Deep in the heart of the ongoing trend of immensely popular adapted art-house material, there lies a kernel of Hollywood thinking. Films like The Millennium Trilogy or Never Let Me Go subscribe to the same model as blockbuster hits like The Harry Potter series or Watchmen, meticulously attempting to follow the original text in order to satisfy fans of the source material. Adapted from Wajdi Mouawad’s monologue-heavy stage play, Incendies is the rare anomaly of a film that attempts to evoke not the most accurate recreation of its source material, but the most accurate interpretation. Director Denis Villeneuve, the French-Canadian mastermind behind last year’s kinetic, black-and-white school shooting account Polytechnique painstakingly translates Mouawad’s words to images to tell the story, relying on very little dialogue and a plethora of clever camerawork. And it pays off.

From the opening moments of Incendies, you feel as you are in the hands of a seasoned director. Weaving together several elements that may otherwise seem trite—the image of a young foot soldier having his head shaved in slow motion with Radiohead blaring on the soundtrack—Villeneuve sets a distinct tone for the piece. He dives headfirst into the story, following the separate journeys of two twins who travel to a fictional Middle Eastern country that has been torn apart by a civil war. They navigate their way through small villages and secret meetings in the hopes of carrying out their deceased mother’s last wishes, to deliver letters to a father they thought was dead and a brother they never knew existed. Jumping between key scenes from the past and present, the plot begins to carefully unfold with an incredibly engaging allure that makes each scene pop with the vibrancy of a great Hollywood mystery while keeping the intelligence and political savvy of the best art films. It’s no surprise to the audience that the truth that the twins find might not be the one they expected, but the details along the way make the journey as rich and surprising as the discovery.
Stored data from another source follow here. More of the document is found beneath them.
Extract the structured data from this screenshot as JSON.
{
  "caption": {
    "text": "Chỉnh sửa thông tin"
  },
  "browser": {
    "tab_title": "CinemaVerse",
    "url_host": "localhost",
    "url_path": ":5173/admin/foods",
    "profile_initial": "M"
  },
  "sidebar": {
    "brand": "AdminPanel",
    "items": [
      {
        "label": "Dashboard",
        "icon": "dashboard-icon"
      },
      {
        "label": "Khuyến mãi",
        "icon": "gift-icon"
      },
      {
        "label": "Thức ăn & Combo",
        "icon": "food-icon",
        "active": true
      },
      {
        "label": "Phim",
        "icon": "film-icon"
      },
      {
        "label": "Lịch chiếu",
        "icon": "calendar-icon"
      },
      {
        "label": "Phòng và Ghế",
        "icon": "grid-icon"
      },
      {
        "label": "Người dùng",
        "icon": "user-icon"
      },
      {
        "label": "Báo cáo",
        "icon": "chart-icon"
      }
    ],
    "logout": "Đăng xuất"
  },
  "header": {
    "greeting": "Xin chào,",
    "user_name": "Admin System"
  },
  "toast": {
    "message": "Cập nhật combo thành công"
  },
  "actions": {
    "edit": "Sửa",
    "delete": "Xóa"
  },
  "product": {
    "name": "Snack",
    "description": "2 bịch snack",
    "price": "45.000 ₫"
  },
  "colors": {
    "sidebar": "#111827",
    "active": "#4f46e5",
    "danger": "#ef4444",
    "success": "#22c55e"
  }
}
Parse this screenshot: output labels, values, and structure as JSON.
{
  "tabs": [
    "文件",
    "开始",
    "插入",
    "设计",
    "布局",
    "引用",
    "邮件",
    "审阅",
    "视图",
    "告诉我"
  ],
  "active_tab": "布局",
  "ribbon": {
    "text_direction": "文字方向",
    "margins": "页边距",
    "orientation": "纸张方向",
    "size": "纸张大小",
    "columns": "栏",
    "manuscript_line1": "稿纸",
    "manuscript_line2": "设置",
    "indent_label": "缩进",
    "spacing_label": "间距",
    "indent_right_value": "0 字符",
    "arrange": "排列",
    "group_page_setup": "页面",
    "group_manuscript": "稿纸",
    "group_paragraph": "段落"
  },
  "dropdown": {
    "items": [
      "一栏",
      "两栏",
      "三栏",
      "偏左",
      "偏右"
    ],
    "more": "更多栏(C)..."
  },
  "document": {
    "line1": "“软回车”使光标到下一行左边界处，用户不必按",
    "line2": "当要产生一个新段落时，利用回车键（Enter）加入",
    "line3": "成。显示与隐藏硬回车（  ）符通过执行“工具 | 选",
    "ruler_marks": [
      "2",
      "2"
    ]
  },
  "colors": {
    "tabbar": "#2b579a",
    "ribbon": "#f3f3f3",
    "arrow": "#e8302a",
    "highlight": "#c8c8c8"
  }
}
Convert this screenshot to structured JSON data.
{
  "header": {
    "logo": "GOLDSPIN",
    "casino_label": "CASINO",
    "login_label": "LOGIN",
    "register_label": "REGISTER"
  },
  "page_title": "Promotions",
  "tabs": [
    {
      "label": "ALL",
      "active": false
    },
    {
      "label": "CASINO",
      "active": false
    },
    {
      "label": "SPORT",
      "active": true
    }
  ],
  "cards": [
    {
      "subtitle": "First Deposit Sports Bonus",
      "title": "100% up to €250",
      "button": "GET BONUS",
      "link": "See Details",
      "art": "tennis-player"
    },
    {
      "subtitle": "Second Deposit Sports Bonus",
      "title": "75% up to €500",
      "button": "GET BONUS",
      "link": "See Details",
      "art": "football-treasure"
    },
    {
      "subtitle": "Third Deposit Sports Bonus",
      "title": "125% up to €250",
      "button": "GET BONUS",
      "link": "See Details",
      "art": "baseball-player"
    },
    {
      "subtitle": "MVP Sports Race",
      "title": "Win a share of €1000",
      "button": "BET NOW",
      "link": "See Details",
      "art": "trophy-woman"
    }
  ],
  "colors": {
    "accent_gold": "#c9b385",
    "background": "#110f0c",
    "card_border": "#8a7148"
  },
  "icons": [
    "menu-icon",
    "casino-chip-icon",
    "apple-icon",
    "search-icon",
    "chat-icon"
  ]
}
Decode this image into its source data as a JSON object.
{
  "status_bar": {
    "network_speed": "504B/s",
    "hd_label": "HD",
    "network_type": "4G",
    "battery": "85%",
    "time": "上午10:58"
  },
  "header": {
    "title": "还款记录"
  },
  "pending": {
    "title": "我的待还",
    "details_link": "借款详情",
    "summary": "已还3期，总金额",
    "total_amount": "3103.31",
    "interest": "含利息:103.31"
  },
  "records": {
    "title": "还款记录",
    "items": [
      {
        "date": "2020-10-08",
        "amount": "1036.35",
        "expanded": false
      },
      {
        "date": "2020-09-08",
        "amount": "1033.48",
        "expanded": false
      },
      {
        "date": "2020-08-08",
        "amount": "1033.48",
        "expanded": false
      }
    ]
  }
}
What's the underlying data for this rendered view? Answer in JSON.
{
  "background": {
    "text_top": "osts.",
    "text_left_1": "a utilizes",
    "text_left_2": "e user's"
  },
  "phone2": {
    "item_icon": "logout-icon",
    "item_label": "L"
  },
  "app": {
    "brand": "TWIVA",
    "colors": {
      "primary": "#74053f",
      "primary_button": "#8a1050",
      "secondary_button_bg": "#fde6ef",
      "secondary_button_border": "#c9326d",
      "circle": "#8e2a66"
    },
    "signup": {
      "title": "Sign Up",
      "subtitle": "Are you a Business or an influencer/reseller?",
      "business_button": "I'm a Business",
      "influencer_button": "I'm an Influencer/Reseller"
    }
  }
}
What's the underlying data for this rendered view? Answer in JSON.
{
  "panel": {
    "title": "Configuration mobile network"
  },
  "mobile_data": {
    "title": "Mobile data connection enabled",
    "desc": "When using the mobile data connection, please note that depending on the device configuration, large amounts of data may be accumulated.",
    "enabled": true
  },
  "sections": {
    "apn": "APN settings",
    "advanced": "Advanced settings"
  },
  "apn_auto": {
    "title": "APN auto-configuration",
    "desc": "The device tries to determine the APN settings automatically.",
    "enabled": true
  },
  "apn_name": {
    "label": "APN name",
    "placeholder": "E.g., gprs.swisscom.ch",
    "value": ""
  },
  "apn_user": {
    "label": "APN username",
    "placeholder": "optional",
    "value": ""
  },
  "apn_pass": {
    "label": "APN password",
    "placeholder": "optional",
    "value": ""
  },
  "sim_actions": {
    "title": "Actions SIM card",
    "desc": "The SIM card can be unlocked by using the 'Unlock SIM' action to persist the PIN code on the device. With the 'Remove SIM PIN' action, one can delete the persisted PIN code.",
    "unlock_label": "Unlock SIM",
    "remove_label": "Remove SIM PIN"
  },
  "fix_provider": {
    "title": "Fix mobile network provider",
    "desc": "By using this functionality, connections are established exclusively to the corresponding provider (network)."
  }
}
While, of course, there are some rather graphic and stirring sequences that contextualize the political conflict (roughly based on the Lebanese civil war) within the world of the narrative, the overall mood is rather muted. There is a lot of staring and very stark, carefully placed emotional responses from the characters that will resonate with some viewers and leave others feeling flat. (Even the climax involves someone covering their mouth and gasping for air, as if to not let their true emotions out.) Nonetheless, the performances are just as brilliant, the cinematography is just as breathtaking, the atmosphere is just as haunting and the story is just as thought provoking as they are all calculated.

More than anything, Villeneuve’s greatest strength is in the creation of each given scene. In some ways, the film plays like a series of beautifully crafted and extremely memorable shorts that are flawlessly weaved together. Each idea is conveyed with such precise artistry that you can almost see Villeneuve flexing his brain muscles beat for beat within the film, making Incendies a hard picture to ignore and an even harder movie to shake afterwards.